Wien. Die ganz großen Umweltsünden sind im Europa des 21. Jahrhunderts selten geworden. Zu dicht ist inzwischen das Netz aus Vorschriften und Kontrollen, als dass sich irgendwer wirklich leisten könnte, Tonnen von Müll in Flüsse zu kippen.

So kann man sich täuschen. Ein Team von Wiener Wissenschaftlern konnte es anfangs nämlich selbst nicht glauben. Eigentlich haben sie auf einem vergleichsweise kurzen Abschnitt von Europas längstem Fluss (insgesamt 2581 Kilometer) zwei Jahre lang nach Fischlarven und der Antwort auf die Frage gesucht, wie sich eben diese mit der Strömung verbreiten. Gefunden haben die Forscher in der Donau zwischen Wien und Bratislava jedoch hauptsächlich Plastikmüll.

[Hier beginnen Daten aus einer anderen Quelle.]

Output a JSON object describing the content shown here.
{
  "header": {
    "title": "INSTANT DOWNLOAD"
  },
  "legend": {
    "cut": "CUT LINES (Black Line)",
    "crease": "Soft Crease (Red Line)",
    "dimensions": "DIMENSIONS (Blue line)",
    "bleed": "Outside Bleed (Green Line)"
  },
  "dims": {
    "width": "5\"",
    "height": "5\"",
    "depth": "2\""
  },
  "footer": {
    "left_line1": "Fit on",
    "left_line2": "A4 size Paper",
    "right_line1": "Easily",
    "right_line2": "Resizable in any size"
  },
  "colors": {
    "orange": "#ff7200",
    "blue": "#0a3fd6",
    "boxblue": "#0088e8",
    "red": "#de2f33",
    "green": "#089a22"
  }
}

Die Untersuchung ist brandneu und gerade eben im Fachjournal „Environmental Pollution“ erschienen. Doch auch in der Populärwissenschaft ist den beiden Hauptautoren, Hubert Keckeis und Aaron Lechner vom Department für Limnologie und Ozeanografie der Universität Wien, Aufmerksamkeit sicher. Spätestens der Film „Plastic Planet“ des Dokumentarfilmers Werner Boote hat das Problem weltweit ins Bewusstsein gebracht. Dass neben den Meeren auch Fließgewässer stark betroffen sind, ist jedoch neu.

4,2 Tonnen täglich

Aus den Messergebnissen lässt sich ableiten, dass täglich zumindest 4,2 Tonnen Plastikmüll von der Donau ins Schwarze Meer gespült werden. „Das ist schon eine Menge von bedenklichem Ausmaß“, bewertet Keckeis diese Zahl. Eigentlich wollten er und sein Team durch die Studie erfahren, wie sich Fischlarven durch die Strömung im Fluss verbreiten. Dafür nutzten sie spezielle, mit Messgeräten ausgestattete Netze. Statt Fischlarven blieben darin jedoch hauptsächlich Plastikpartikel hängen.

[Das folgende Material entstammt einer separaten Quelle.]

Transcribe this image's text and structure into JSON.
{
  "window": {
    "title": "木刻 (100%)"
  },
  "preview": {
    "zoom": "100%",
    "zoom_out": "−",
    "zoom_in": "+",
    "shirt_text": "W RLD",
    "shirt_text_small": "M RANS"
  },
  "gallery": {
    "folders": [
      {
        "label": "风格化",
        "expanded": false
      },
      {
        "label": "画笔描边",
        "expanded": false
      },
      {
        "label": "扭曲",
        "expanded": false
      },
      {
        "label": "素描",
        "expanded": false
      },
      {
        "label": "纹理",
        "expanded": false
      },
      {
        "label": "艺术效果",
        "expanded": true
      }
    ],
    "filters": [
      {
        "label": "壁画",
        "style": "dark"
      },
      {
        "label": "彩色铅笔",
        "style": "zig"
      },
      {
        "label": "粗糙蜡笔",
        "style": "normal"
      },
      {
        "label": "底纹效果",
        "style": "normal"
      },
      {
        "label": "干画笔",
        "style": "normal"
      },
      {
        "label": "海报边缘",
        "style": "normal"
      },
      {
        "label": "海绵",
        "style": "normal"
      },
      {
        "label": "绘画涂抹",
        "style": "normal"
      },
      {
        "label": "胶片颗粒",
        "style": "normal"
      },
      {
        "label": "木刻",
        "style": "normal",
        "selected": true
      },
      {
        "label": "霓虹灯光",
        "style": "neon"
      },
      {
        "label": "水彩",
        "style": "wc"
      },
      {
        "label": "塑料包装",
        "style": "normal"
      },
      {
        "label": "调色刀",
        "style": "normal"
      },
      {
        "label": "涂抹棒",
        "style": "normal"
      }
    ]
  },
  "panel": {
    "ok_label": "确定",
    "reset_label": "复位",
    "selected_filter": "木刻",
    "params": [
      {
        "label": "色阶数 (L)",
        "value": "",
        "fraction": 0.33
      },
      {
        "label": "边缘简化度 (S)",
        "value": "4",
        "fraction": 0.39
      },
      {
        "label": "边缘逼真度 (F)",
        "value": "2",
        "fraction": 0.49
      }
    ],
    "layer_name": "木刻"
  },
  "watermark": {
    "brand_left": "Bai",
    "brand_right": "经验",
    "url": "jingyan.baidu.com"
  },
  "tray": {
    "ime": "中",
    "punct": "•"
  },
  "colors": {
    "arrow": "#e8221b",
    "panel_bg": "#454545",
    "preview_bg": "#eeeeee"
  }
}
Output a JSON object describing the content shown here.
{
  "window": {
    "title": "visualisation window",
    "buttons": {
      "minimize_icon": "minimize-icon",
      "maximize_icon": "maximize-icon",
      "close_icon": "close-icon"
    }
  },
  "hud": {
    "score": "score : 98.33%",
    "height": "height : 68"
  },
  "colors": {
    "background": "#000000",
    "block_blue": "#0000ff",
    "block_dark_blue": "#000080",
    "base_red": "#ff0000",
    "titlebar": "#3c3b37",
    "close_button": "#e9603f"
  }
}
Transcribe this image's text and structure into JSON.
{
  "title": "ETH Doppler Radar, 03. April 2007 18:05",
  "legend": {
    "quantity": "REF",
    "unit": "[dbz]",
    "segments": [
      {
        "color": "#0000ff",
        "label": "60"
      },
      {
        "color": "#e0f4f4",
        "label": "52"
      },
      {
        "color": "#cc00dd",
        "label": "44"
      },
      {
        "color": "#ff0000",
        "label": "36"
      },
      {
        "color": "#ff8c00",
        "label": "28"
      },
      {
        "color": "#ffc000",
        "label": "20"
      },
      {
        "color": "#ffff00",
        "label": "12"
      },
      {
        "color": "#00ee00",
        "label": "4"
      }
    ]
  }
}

Wobei: Die Zusammensetzung der entdeckten Kunststoffe lässt darauf schließen, dass nur die wenigsten von ihnen in böser Absicht in die Donau gekippt wurden. 79 Prozent der meist nur wenige Millimeter großen Partikel sind nämlich industrielles Rohmaterial. Diese sogenannten Pellets sind der Grundstoff für spätere Kunststoffprodukte. Niemand hätte jedoch ein Interesse daran, bereits den Grundstoff, ohne ihn verwertet zu haben, illegal zu entsorgen. Keckeis vermutet daher, dass das Material im Zuge industrieller Prozesse ungewollt verloren geht. Konkretisieren kann er seinen Verdacht jedoch nicht. Da das Studiendesign eigentlich auf das Aufspüren von Fischlarven optimiert war, konnten jene Stellen, an denen die Kunststoffe in den Fluss gelangen, nicht ausfindig gemacht werden.

Der Rest des mitgeschwemmten Kunststoffs, 21 Prozent, ist immer noch Müll, der – manchmal achtlos, manchmal bewusst – im Fluss landet.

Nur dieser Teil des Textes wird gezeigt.